Abstract
‘The Inbetweeners’, a National Confidential Enquiry into Patient Outcome and Death (NCEPOD) review, concluded that the transition and transfer of care for young people with complex care needs from paediatric to adult health services is unclear and fragmented. Transition is a priority for the endocrine department at GOSH. We initiated a quality improvement project to address young people’s needs with complex endocrine health conditions in healthcare transition.
Our weekly ‘Big Room’ service development time is a forum for team working and to engage stakeholders and collaborators. First, we agreed a shared vision: ‘safe, effective, and coordinated healthcare transition for endocrine patients that is patient-centred and meets young people’s individual needs’. Next, four objectives aligning to our vision and the NCEPOD review recommendations.
One objective, to ‘define and monitor transfer of care pathways’, was our first focus. We assessed (1) current practice – what we do well and the challenges; (2) endocrine patient cohorts requiring pathways; and (3) with which adolescent and adult services we should partner.
Developing each pathway was an iterative process. We collaborated and ‘tested’ the pathway’s feasibility with sub-specialists, clinical nurse specialists, and external adolescent and adult health teams. We created 19 transfer of care pathways for endocrine conditions. These show the recommended referral age; transition multidisciplinary teams (MDT), adolescent service, and adult service; and hospital and named consultant or clinic.
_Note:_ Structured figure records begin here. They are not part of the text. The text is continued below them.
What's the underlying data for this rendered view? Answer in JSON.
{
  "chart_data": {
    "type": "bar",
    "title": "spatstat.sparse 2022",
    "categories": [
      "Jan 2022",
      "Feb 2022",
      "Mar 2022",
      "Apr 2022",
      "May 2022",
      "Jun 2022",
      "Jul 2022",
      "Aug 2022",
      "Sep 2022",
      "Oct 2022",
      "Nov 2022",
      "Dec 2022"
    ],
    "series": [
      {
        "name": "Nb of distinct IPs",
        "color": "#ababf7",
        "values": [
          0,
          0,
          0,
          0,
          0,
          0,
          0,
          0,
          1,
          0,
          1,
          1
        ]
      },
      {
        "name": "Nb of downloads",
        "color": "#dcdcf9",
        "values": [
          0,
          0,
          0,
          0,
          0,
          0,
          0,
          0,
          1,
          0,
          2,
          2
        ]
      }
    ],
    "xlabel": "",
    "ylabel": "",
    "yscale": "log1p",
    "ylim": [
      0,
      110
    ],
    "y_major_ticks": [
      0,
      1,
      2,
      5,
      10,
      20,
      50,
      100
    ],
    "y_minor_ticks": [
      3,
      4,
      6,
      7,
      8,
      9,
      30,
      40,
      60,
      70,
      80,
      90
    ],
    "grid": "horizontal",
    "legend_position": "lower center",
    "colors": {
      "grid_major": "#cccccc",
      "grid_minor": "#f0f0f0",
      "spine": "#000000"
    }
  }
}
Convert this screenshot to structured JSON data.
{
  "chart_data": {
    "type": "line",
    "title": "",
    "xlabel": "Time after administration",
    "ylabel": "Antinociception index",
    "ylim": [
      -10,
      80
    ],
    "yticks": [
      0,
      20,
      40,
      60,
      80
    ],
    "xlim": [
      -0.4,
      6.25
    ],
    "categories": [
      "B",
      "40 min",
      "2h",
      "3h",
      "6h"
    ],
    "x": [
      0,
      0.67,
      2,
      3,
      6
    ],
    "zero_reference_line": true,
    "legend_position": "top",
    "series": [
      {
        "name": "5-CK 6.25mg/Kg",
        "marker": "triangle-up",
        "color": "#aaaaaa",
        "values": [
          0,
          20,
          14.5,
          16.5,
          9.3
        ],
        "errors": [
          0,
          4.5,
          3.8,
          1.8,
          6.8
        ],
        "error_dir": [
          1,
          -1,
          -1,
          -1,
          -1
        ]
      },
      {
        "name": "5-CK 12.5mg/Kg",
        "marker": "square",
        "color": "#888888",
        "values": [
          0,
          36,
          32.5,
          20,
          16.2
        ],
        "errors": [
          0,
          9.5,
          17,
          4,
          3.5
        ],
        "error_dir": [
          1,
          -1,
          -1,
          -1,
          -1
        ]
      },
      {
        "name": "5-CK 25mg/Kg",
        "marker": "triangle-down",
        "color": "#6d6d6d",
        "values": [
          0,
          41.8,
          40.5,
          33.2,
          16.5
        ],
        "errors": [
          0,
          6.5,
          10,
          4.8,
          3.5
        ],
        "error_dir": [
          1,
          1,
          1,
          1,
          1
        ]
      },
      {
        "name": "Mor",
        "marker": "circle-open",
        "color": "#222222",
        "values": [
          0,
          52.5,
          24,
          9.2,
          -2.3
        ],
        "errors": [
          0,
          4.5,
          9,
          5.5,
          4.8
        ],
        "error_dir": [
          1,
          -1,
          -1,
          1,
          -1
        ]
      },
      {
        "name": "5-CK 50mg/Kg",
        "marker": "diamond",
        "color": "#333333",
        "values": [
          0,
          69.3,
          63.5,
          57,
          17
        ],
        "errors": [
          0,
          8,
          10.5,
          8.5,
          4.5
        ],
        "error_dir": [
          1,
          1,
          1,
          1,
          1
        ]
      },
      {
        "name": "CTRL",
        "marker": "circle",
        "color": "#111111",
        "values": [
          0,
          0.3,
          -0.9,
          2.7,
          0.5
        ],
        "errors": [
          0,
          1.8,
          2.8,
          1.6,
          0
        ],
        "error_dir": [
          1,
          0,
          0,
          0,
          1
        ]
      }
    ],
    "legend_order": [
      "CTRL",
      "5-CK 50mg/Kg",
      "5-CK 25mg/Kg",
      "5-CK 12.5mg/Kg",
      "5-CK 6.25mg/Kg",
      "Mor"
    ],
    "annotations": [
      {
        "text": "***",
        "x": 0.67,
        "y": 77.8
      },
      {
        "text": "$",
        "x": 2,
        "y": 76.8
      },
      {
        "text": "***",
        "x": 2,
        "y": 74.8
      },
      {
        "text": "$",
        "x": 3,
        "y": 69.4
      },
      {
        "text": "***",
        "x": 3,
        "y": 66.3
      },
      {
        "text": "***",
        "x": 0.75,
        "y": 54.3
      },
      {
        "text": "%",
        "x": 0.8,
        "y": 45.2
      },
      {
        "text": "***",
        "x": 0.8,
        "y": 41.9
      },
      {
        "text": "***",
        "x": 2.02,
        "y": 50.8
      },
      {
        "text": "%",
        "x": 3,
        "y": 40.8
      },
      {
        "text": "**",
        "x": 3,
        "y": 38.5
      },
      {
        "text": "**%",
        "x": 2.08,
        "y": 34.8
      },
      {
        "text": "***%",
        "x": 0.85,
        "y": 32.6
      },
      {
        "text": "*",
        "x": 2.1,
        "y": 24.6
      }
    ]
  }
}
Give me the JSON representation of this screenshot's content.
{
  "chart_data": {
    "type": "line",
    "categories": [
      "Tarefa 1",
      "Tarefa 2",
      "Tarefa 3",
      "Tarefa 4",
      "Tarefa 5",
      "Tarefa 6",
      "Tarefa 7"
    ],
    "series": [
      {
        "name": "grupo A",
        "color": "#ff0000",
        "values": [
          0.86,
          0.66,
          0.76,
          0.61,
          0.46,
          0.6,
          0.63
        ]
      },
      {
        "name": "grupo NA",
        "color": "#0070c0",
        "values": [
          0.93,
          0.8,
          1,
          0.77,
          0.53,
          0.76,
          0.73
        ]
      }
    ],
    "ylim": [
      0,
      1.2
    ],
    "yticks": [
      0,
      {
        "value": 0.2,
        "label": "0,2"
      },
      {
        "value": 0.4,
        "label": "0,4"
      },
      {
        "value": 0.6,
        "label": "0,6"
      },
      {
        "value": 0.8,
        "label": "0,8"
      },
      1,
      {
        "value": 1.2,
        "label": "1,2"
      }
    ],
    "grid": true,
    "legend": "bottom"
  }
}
Outcome measures will include monitoring patient numbers above a certain age in our endocrine clinic. We created a report in Epic (our electronic patient record) to extract this data. Other outcome measures will be feedback from partners in adolescent and adult health services and feedback from young people. We are currently surveying young people at GOSH and after their transfer of care, which will also inform our next healthcare transition focus: the creation of endocrine-specific and patient-centred resources.